There's a new anthology out shortly, called Poems That Make Grown Men Cry. Now, poems provide easy pickings in the sob stakes Dover Beach, Ode to Immortality, Donal Og, The River Merchant's Wife. But what about books? Not whole books, but moments in books that make you come up short, lines that perhaps make you think some dust got in your eye.
Sometimes they're desolating, sometimes uplifting, so here are some of both, with due respect for context and non-spoilering, and trying to keep each to a couple of sentences.
She walked rapidly in the thin June sunlight towards the worst horror of all.
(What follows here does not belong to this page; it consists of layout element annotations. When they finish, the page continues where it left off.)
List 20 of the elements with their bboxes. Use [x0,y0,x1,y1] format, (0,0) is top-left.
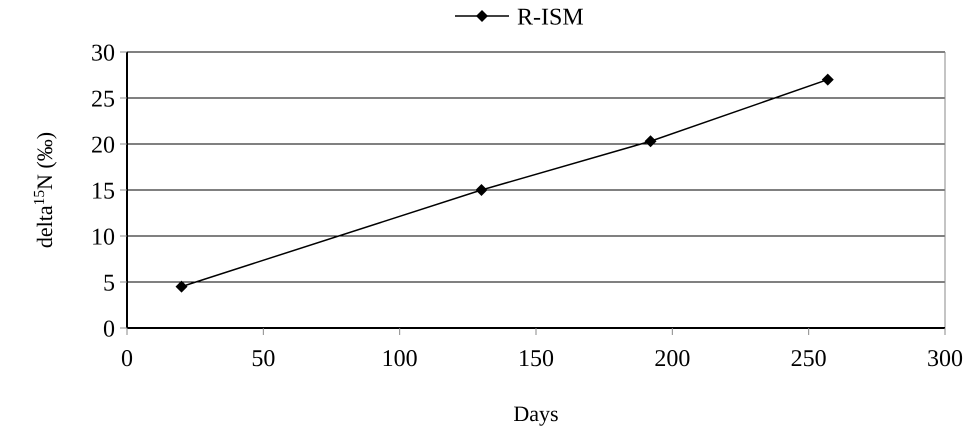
point [176,280,188,293]
x-tick-label: 250 [790,346,827,372]
y-tick-label: 30 [91,40,115,66]
point [475,184,488,196]
x-tick-label: 50 [251,346,276,372]
y-tick-label: 25 [91,86,115,112]
point [644,135,657,148]
x-tick-label: 100 [382,346,418,372]
point [822,74,834,86]
x-axis-title: Days [513,401,559,426]
y-tick-label: 10 [91,224,115,250]
x-tick-label: 200 [654,346,690,372]
y-tick-label: 20 [91,132,115,158]
y-tick-label: 15 [91,178,115,204]
x-tick-label: 300 [927,346,963,372]
legend-label: R-ISM [517,4,584,30]
x-tick-label: 0 [121,346,133,372]
y-tick-label: 0 [103,316,115,342]
x-tick-label: 150 [518,346,554,372]
y-tick-label: 5 [103,270,115,296]
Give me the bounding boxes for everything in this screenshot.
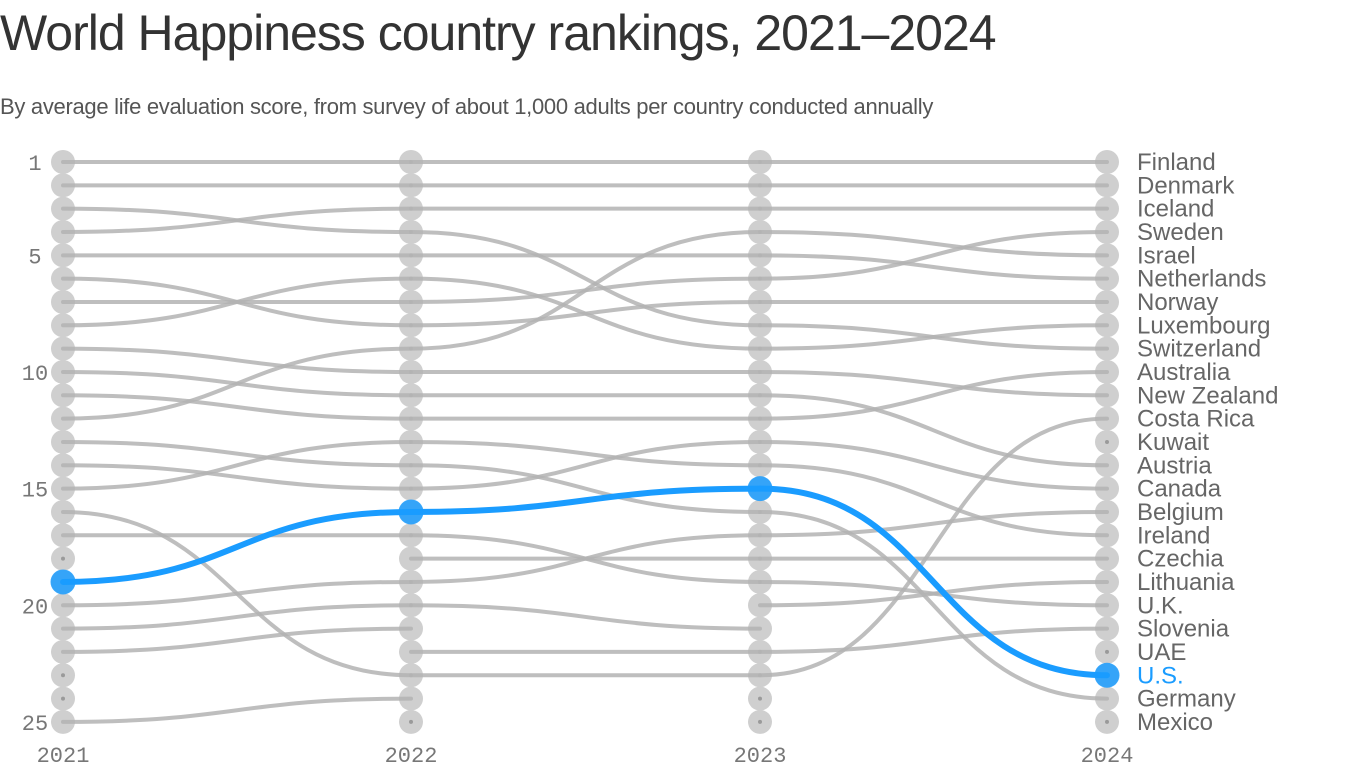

But she turned to the door, and her headshake was now the end. "We shall never be again as we were!"
Death never mattered at those times in the early days I even used to pray for it: the shattering annihilation that would prevent for ever the getting up, the putting on of clothes, the watching her torch trail across to the opposite side of the common like the tail-light of a low car driving away.
To think that I've wasted years of my life, that I've longed to die, that I've experienced my greatest love, for a woman who didn't appeal to me, who wasn't even my type.
Blind and crying, their love groped for a door of entry, and turned away defeated.
All the men and women she knew were like atoms whirling away from each other in some wild centrifugal dance: her first glimpse of the continuity of life had come to her that evening.
Now truly we were cast out to wander, and there was an end to housekeeping.
I lingered round [the three graves], under that benign sky; watched the moths fluttering among the heath, and hare-bells; listened to the soft wind breathing through the grass; and wondered how anyone could ever imagine unquiet slumbers for the sleepers in that quiet earth.
He heard the snow falling faintly through the universe and faintly falling, like the descent of their last end, upon all the living and the dead.
He gently released my hand, opened the door, went inside, and shut the door behind him. I never saw him again.
She walked away from him and, as he watched her go, he found that the terrible weight in his stomach seemed to have lessened slightly.
"Only the margin left to write on now. I love you, I love you, I love you."